Here is the thing. Ramesses II knew his business. The first job of a pharaoh is to maintain the dynasty. Before he was king, he fathered ten sons and many daughters. All told, he had upwards of 90 kids. I mean, when you have 66 years of being king of the world, you can do these things, I guess. He had many wives, but it is long speculated that the love of his life was his first queen, Nefertari. I will probably talk more on her in another post as she deserves a great deal of specific attention, but the bottom line is: This woman was beautiful, intelligent, and – ahem – fertile. Hers is the largest and most grand tomb in the Valley of the Queens, and that is REALLY saying somethng.
Ramesses II is known these days as Ramses the Great, and has been the subject of many articles, books, and movies over the years. He also played a somewhat important role in one of the bestselling books of all time. You know, the Bible?

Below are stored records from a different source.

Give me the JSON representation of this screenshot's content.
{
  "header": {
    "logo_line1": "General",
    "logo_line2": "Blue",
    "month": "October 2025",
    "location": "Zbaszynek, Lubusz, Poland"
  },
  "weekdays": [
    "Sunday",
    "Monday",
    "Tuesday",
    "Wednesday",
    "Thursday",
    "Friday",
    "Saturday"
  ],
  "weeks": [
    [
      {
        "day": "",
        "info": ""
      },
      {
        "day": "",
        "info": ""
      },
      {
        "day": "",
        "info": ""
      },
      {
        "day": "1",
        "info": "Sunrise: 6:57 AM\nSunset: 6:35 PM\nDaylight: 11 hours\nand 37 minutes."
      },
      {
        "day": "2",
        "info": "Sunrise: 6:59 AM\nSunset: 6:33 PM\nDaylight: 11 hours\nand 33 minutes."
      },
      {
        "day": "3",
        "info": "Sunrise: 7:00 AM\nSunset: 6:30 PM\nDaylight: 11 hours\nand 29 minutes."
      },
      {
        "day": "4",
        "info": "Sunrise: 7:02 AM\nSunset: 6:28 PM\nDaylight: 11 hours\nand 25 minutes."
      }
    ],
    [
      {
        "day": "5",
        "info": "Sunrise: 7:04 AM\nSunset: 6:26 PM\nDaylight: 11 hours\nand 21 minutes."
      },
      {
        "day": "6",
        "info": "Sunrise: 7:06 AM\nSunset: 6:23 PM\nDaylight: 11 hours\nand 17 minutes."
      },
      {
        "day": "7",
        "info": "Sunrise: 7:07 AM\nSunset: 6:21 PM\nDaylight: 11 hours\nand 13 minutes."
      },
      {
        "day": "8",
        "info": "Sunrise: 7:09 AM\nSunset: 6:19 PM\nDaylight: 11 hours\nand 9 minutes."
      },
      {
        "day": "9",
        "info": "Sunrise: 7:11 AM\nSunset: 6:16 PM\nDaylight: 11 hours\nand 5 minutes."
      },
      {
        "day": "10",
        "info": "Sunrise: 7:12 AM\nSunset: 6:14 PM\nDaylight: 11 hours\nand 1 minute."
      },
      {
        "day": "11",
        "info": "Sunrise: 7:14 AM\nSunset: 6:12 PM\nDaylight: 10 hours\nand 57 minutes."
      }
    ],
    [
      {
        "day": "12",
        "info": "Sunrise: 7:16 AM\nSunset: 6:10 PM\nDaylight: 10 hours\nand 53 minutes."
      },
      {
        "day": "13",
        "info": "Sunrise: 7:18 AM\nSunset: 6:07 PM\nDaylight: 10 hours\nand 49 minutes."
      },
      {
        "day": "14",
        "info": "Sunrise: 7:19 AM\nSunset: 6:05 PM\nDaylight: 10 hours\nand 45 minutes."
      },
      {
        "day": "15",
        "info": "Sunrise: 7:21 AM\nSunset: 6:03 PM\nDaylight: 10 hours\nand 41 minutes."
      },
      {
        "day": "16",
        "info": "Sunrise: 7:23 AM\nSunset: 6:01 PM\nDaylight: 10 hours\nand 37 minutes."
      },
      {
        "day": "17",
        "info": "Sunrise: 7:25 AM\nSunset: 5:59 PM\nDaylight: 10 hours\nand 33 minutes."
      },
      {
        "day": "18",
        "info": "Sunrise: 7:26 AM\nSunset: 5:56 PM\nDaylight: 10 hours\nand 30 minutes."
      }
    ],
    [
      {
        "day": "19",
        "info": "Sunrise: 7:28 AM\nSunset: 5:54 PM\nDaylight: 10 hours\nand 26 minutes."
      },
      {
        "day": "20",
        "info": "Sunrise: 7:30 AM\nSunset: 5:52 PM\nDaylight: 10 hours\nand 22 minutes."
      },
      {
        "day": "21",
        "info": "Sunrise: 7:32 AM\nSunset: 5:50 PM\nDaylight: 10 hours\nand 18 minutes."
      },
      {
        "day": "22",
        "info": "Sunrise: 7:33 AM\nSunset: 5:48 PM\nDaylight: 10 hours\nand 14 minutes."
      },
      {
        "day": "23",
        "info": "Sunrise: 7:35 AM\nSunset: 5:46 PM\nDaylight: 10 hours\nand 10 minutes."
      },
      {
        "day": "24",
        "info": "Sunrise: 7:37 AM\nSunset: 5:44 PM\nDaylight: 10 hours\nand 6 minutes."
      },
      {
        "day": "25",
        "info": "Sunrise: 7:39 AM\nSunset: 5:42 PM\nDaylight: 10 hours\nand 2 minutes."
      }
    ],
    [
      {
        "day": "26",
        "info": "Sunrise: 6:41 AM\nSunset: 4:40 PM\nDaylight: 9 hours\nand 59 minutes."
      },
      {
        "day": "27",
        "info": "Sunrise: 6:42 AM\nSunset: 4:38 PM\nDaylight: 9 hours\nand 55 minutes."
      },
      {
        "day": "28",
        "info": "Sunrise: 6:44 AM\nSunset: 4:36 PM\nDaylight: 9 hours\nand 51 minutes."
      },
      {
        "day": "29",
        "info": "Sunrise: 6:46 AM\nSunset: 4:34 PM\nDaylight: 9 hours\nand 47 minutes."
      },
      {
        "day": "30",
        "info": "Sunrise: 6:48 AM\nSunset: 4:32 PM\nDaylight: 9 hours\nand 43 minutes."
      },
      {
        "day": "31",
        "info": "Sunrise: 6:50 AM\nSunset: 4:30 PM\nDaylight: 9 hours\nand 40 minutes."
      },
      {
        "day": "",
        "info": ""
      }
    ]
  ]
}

Ramesses II is supposedly the pharaoh who prompted the Jews’ exodus from Egypt. There isn’t a lot of historical evidence to back this up other than to say 1) a large quantity of Jews left Egypt at some point, and 2) Ramesses II was pharaoh of Egypt at some point, and 3) the Bible tells me so. The Bible as a historical document has proven unreliable at best over the years, but it has gotten a few things right, so perhaps we can give it the benefit of a doubt. If we are counting victories overall though, the scoreboard looks a bit like this: Moses and the Jews: 1. Ramesses II: Dozens.